Claude Code's sandbox was bypassable for 130 versions
Claude Code's network sandbox was bypassable for 5 months across 130 releases. SOCKS5 null-byte injection let prompt-injection attackers steal credentials.

Anthropic's Claude Code, the command-line AI coding agent, shipped a network sandbox that did not contain anything for 130 straight versions.
From sandbox launch on October 20, 2025 through a silent fix in v2.1.90 on April 1, 2026, an attacker who tricked Claude Code into running malicious code could siphon out credentials and source code, even on machines configured to block exactly that.
Researcher Aonan Guan found it. His second complete bypass of the sandbox in five months.
Both fixes shipped without a CVE on Claude Code itself. No advisory. No mention in the release notes.
What the sandbox is supposed to do
You list the domains the agent is allowed to reach (say *.github.com), and the sandbox blocks everything else. If a hidden instruction in a README tricks the agent into running attacker code, the fence is what stops AWS keys from leaving the building.
The first bypass
A user wanting to block all outbound traffic could set allowedDomains: [], an empty list.
The code only turned the filter on if the list had items in it. An empty list meant the filter never turned on, so everything was allowed.
The most restrictive setting became the most permissive. CVE-2025-66479, silently patched in v2.0.55.
The second bypass, with an analogy first
An attacker shows up with an ID reading EvilCorp [invisible stop sign] Google Corp. The guard sees "ends with Google Corp" and waves them in. The building's computer scans the same ID, treats the invisible mark as the end of the name, and logs EvilCorp as the person who entered.
Same ID, two readers, two answers.
Claude Code routes outbound traffic through a SOCKS5 proxy that checks hostnames with a JavaScript endsWith() call. An attacker connects with attacker-host.com\x00.google.com.
JavaScript treats \x00 as just another UTF-16 code unit, so the filter sees the trailing .google.com and approves. The OS hands the same bytes to libc's getaddrinfo(), which terminates at the null byte and resolves the blocked host.
A textbook parser-differential bug at the seam between two runtimes.
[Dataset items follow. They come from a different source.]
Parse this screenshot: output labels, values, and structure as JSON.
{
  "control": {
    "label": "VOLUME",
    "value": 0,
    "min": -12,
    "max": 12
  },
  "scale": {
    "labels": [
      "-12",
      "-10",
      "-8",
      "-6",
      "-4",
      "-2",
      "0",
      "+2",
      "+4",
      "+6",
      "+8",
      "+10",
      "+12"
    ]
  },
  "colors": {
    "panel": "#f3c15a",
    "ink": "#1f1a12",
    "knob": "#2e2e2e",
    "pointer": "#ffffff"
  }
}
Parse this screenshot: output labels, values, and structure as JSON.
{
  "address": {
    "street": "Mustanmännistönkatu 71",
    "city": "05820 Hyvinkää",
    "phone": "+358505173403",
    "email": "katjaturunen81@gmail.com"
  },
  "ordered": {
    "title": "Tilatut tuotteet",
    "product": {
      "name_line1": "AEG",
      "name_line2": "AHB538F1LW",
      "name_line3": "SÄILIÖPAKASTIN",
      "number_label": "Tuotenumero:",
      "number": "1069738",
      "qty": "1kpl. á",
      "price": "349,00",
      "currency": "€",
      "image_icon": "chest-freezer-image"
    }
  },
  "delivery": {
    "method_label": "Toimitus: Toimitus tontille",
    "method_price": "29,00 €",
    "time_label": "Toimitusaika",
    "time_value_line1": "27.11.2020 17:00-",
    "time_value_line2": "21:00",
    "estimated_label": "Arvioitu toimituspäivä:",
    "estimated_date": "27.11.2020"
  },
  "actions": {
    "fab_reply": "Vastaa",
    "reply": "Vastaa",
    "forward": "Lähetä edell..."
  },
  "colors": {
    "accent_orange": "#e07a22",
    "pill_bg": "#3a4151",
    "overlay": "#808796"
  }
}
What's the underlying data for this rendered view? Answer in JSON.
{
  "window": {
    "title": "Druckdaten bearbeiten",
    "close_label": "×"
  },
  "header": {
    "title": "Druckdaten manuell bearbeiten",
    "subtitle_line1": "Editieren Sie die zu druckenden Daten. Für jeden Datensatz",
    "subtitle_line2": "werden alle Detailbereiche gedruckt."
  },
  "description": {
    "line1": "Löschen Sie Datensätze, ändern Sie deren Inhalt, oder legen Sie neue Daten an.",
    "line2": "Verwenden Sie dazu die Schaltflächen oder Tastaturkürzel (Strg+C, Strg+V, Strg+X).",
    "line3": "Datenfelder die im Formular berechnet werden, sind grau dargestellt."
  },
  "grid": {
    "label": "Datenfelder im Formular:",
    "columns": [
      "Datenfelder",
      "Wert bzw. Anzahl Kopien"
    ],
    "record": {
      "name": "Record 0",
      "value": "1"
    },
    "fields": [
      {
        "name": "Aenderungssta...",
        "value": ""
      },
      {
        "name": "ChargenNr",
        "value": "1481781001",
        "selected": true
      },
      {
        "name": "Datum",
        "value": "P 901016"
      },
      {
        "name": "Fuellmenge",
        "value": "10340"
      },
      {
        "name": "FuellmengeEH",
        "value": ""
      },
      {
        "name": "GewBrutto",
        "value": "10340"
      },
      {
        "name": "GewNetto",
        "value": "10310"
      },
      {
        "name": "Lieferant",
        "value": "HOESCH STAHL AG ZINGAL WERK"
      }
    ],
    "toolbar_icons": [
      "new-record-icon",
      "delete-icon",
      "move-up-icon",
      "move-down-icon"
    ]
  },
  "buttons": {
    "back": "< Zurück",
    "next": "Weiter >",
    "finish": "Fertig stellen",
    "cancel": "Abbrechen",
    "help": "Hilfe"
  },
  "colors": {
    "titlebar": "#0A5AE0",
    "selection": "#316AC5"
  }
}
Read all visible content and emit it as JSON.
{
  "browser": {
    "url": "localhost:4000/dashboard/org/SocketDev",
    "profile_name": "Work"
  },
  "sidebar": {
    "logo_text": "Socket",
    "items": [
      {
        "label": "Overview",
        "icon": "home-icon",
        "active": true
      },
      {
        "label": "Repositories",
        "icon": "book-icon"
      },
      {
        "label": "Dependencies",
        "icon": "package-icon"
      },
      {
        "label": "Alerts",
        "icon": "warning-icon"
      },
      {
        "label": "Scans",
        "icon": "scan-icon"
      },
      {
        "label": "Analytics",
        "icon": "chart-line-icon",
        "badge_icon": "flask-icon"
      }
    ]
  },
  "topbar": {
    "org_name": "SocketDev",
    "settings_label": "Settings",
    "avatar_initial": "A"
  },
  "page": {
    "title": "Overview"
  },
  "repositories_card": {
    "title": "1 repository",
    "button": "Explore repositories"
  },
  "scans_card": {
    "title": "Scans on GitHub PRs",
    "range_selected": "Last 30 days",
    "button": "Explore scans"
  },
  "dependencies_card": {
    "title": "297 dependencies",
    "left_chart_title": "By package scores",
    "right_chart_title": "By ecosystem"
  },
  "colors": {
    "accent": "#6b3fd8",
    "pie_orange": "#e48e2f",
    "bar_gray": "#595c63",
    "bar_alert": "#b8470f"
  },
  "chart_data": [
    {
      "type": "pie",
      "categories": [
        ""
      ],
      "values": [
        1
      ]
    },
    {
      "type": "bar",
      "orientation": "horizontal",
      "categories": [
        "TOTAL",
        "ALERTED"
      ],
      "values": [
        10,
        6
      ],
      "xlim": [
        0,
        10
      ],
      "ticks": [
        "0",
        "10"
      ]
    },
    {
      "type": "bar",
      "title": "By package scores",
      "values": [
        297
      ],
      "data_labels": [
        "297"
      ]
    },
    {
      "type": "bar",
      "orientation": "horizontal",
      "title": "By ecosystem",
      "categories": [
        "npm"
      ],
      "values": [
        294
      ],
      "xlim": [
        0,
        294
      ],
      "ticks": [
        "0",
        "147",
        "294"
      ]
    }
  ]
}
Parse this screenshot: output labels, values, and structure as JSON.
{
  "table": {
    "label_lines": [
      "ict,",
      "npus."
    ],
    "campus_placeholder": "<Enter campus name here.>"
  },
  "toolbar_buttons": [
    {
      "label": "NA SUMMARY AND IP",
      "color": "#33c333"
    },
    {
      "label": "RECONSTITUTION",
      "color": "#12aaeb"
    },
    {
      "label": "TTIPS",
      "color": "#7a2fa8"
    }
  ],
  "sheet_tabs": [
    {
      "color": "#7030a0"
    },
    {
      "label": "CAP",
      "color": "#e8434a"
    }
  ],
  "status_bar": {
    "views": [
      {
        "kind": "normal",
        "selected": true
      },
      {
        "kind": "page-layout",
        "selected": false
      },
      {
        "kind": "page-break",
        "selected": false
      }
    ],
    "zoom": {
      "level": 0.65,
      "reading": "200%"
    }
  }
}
The fix in sandbox-runtime 0.0.43 added an isValidHost() wrapper rejecting null bytes, percent signs, and CRLF before the matcher runs.
What an attacker walks away with
The bypass weaponizes through prompt injection. A hidden instruction in a GitHub issue or README gets the agent to run attacker code, which can then ship out anything in reach:
- AWS credentials in
~/.aws/, GitHub tokens in~/.config/gh/ - Environment variables and model API keys
- Cloud instance metadata at
169.254.169.254 - Internal APIs and corporate intranet endpoints
All routed through the proxy meant to block it, on a raw SOCKS5 channel that standard HTTP egress logs do not see.
What teams should do
If you ran Claude Code with a wildcard allowlist on a credential-bearing machine between October 20, 2025 and your upgrade to v2.1.90, treat that window as a potential breach. Audit egress logs for SOCKS traffic and rotate every credential the agent could reach.
Two outside reports, two complete bypasses. A vendor sandbox is one layer of defense, never the entire boundary.
The real boundary lives outside the agent's reach: a disposable VM, a container with no IAM role, a firewall the agent cannot rewrite, audit logs that capture every protocol the host speaks.
Pin egress at the network layer, keep long-lived keys off laptops, and never assume the sandbox is the wall.